Certains indices permettent, non de donner le chiffre des transactions commerciales, mais d'y noter un certain progrès. Le stock monétaire est évalué à 2.075 millions en 1814 et à 2 400 millions en 1830. L'échange à crédit supplée de plus en plus à la rareté ou au peu de mobilité de la monnaie ; l'accroissement d'affaires des banques marque un meilleur aménagement des ressources monétaires. Le total des comptes courants de la Banque de France, de 23 à 26 millions sous l'Empire, tombé à 1.300.000 francs en 1814, se maintient à 56 millions environ de 1820 à 1830. La circulation fiduciaire des effets de commerce est en accroissement constant : la Banque de France encaisse à Paris des effets au comptant pour 393 millions en 1816, pour 828 en 1830 ; elle en escompte pour 206 millions en 1815, pour 617 en 1830. Le taux de l'escompte, du 5 p. 100 entre 1813 et 1819, se maintient ensuite à 4 p. 100. La circulation moyenne des billets de la Banque de France, de 3 millions en 1812, avec une encaisse moyenne de 81 millions, est de 153 millions en 1820 (encaisse : 195 millions), de 223 millions en 1830 (encaisse : 145 millions). Mais ils ne circulent guère qu'à Paris, seule ville où ils soient remboursables ; ils perdent en province 1 à 2 p. 100. Depuis la suppression (en 1817) des comptoirs départementaux de la Banque de France, trois Banques départementales, Rouen, Nantes et Bordeaux, créées en 1817 et 1818, la première au capital de 1 million, la deuxième au capital de 600.000 francs, la troisième au capital de 315.000 francs, sont autorisées à émettre des billets, à ouvrir des comptes courants, à escompter le papier de commerce. On sait peu de chose de leurs opérations avant 1830. Rouen, en 1827, escompta pour 17.426.000 francs, avec une encaisse de 1.626.000 francs et une circulation de 2.840.000 francs, et distribua de 1818 à 1826 un dividende moyen de 7,8 p. 100. La circulation des billets de Bordeaux fut de 3 millions en 1820, de 8 millions et demi en 1825. Nantes eut plus de peine à vaincre la défiance du public à l'endroit du papier-monnaie ; sa banque ne sortit de la médiocrité qu'après 1830.

 

Comparé au prodigieux mouvement contemporain des marchandises, des valeurs mobilières, de la monnaie, du papier de commerce et des billets, l'échange et par conséquent la production semblent sous la Restauration plus proches de l'ancien régime que de nous. C'est la révolution dans les moyens de transports, c'est la vapeur et les chemins de fer qui feront la démarcation entre l'ancien régime économique et le nouveau. Il y aura quelque chose de changé eu France le jour où les effets sur Paris n'arriveront plus à la Banque de France dans le coffre de la diligence des Messageries nationales, confiés à la vigilance du cocher qui les encaisse.

 

 

 



[1] Cette moyenne, que Chaptal réduit à 28 francs, est formée au moyen de chiffres extrêmes, qui vont de 216 francs pour le département de la Seine, à 5,99 pour celui des Basses-Alpes. La Corse est restée en dehors des évaluations du revenu total et du revenu à l'hectare.
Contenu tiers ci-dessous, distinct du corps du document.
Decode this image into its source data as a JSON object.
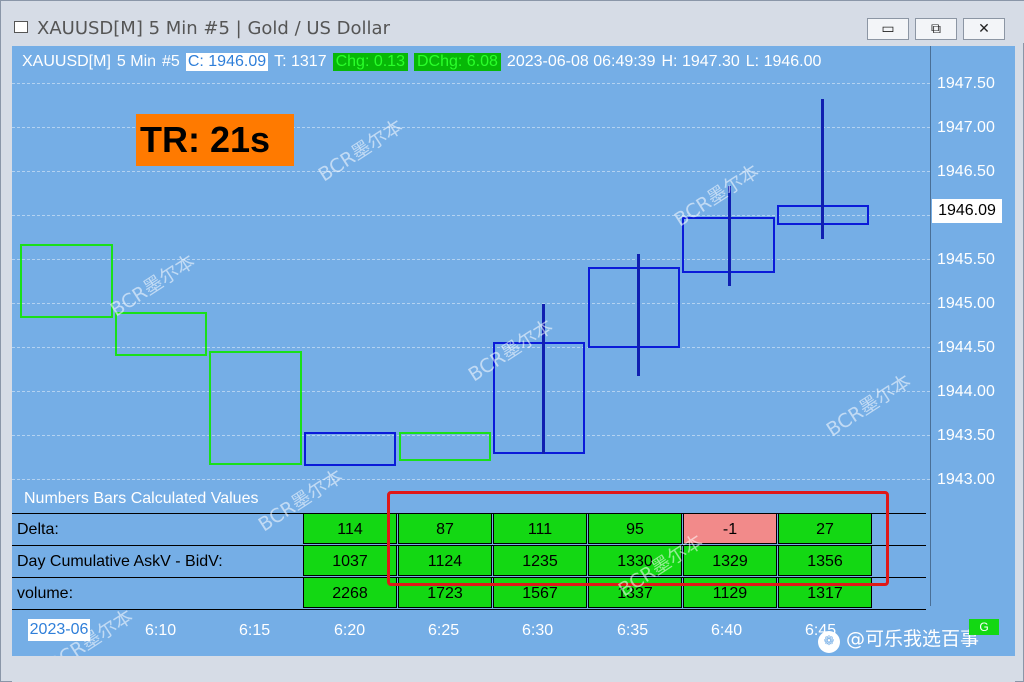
{
  "window": {
    "title": "XAUUSD[M]   5 Min   #5 | Gold / US Dollar",
    "buttons": {
      "minimize": "▭",
      "restore": "⧉",
      "close": "✕"
    }
  },
  "header": {
    "symbol": "XAUUSD[M]",
    "interval": "5 Min",
    "slot": "#5",
    "close": "C: 1946.09",
    "ticks": "T: 1317",
    "change": "Chg: 0.13",
    "day_change": "DChg: 6.08",
    "datetime": "2023-06-08 06:49:39",
    "high": "H: 1947.30",
    "low": "L: 1946.00"
  },
  "timer": "TR: 21s",
  "price_axis": {
    "labels": [
      "1947.50",
      "1947.00",
      "1946.50",
      "1946.00",
      "1945.50",
      "1945.00",
      "1944.50",
      "1944.00",
      "1943.50",
      "1943.00"
    ],
    "current": "1946.09"
  },
  "time_axis": {
    "date": "2023-06",
    "ticks": [
      "6:10",
      "6:15",
      "6:20",
      "6:25",
      "6:30",
      "6:35",
      "6:40",
      "6:45"
    ]
  },
  "panel": {
    "title": "Numbers Bars Calculated Values",
    "rows": [
      {
        "label": "Delta:",
        "values": [
          "114",
          "87",
          "111",
          "95",
          "-1",
          "27"
        ]
      },
      {
        "label": "Day Cumulative AskV - BidV:",
        "values": [
          "1037",
          "1124",
          "1235",
          "1330",
          "1329",
          "1356"
        ]
      },
      {
        "label": "volume:",
        "values": [
          "2268",
          "1723",
          "1567",
          "1337",
          "1129",
          "1317"
        ]
      }
    ]
  },
  "watermark_text": "BCR墨尔本",
  "brand": "@可乐我选百事",
  "status_badge": "G"
}
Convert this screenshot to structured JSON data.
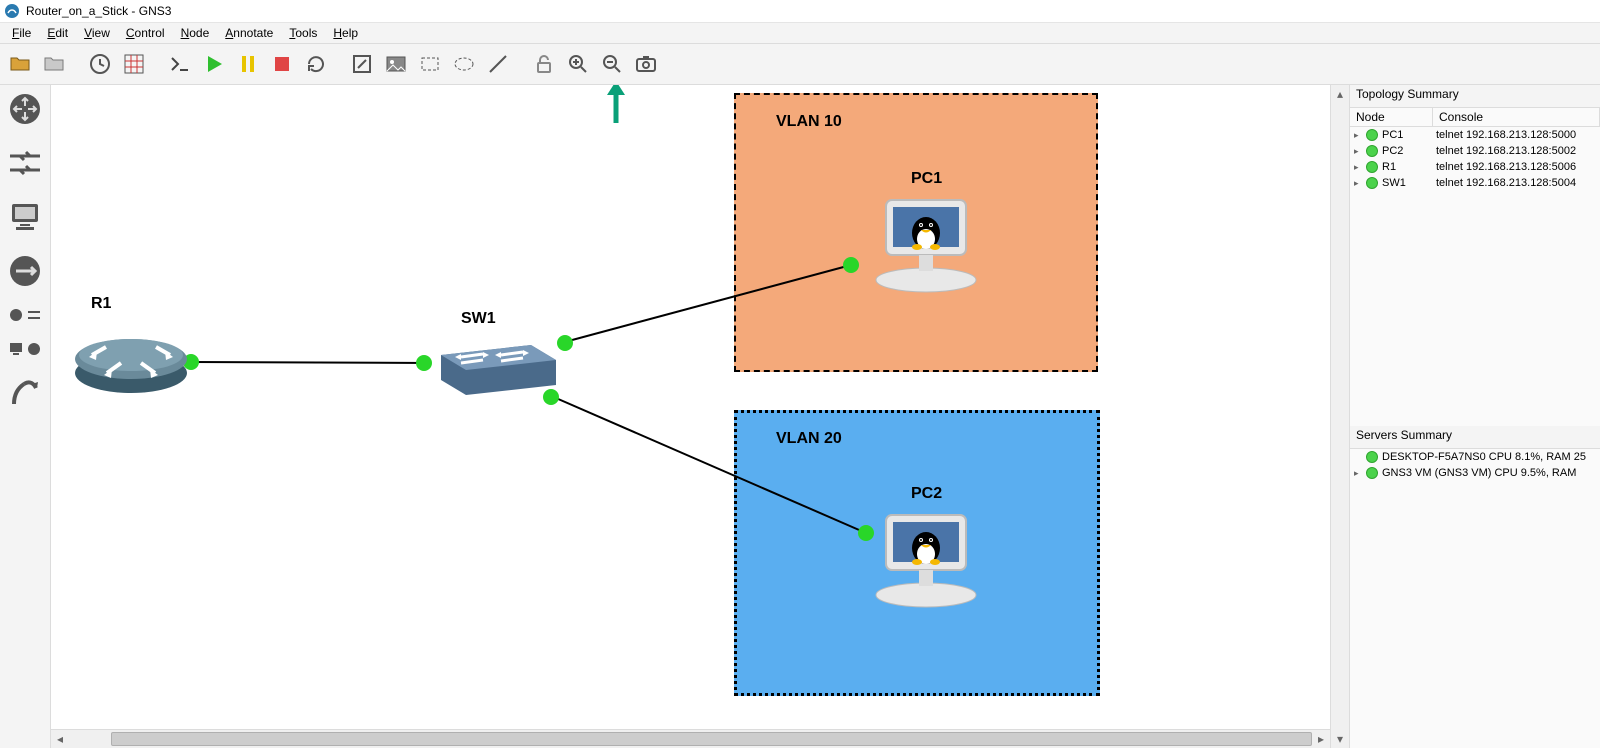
{
  "title": "Router_on_a_Stick - GNS3",
  "menu": [
    "File",
    "Edit",
    "View",
    "Control",
    "Node",
    "Annotate",
    "Tools",
    "Help"
  ],
  "devicedock_icons": [
    "router-category-icon",
    "switch-category-icon",
    "enddevice-category-icon",
    "security-category-icon",
    "alldevices-category-icon",
    "link-tool-icon"
  ],
  "topology": {
    "nodes": {
      "R1": {
        "label": "R1"
      },
      "SW1": {
        "label": "SW1"
      },
      "PC1": {
        "label": "PC1"
      },
      "PC2": {
        "label": "PC2"
      }
    },
    "zones": {
      "vlan10": {
        "label": "VLAN 10"
      },
      "vlan20": {
        "label": "VLAN 20"
      }
    }
  },
  "topologySummary": {
    "title": "Topology Summary",
    "columns": [
      "Node",
      "Console"
    ],
    "rows": [
      {
        "name": "PC1",
        "console": "telnet 192.168.213.128:5000"
      },
      {
        "name": "PC2",
        "console": "telnet 192.168.213.128:5002"
      },
      {
        "name": "R1",
        "console": "telnet 192.168.213.128:5006"
      },
      {
        "name": "SW1",
        "console": "telnet 192.168.213.128:5004"
      }
    ]
  },
  "serversSummary": {
    "title": "Servers Summary",
    "rows": [
      {
        "text": "DESKTOP-F5A7NS0 CPU 8.1%, RAM 25"
      },
      {
        "text": "GNS3 VM (GNS3 VM) CPU 9.5%, RAM"
      }
    ]
  }
}
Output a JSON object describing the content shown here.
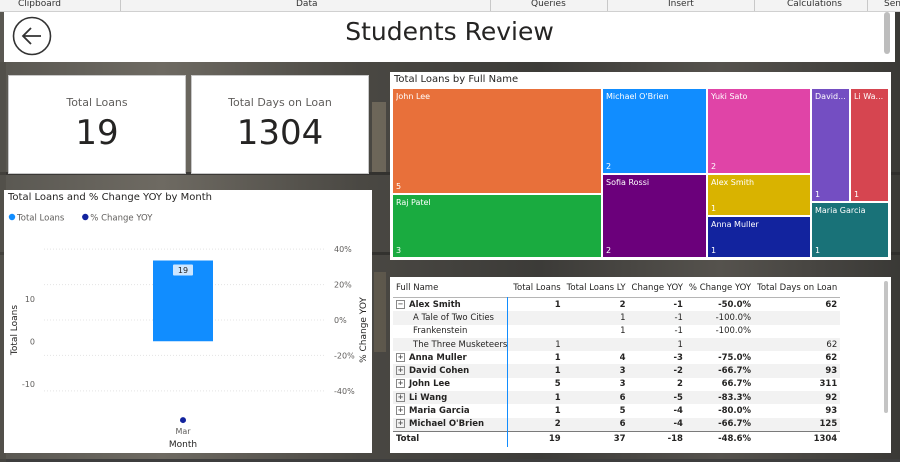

[2] C'est le chiffre donné par Chaptal (De l'industrie française, I, 209) d'après l'évaluation de la valeur foncière imposable déterminée par le baron Louis en 1815 ; mais les maisons y sont comprises. Le revenu des terres seules serait, d'après Chaptal, de 1.486 millions seulement.

[3] C'est la loi du 24 juin 1824 qui a modifié profondément le régime fiscal des alcools en substituant à la taxe au volume la perception au degré : tous les droits anciens disparurent pour faire place à un droit général de consommation fixe à 50 francs par hectolitre l'alcool pur. Ce droit, abaissé à 24 francs en 1830, fut rétabli à 50 francs en 1855.

[4] Il faut noter pourtant à Lyon une opinion de praticiens intéressante. Quand il est question en 1825 de faire une ligne parallèle au Rhône, de Lyon à Arles, la Chambre de commerce proteste contre un projet de concession à perpétuité : Dans l'état actuel des progrès de l'industrie et de, science, qui oserait répondre que le chemin de fer, regardé aujourd'hui comme une invention infiniment utile et ingénieuse, ne sera pas relégué dans cent ans au nombre de ces procédés surannés dont le perfectionnement des arts nous fait aujourd'hui dédaigner l'emploi.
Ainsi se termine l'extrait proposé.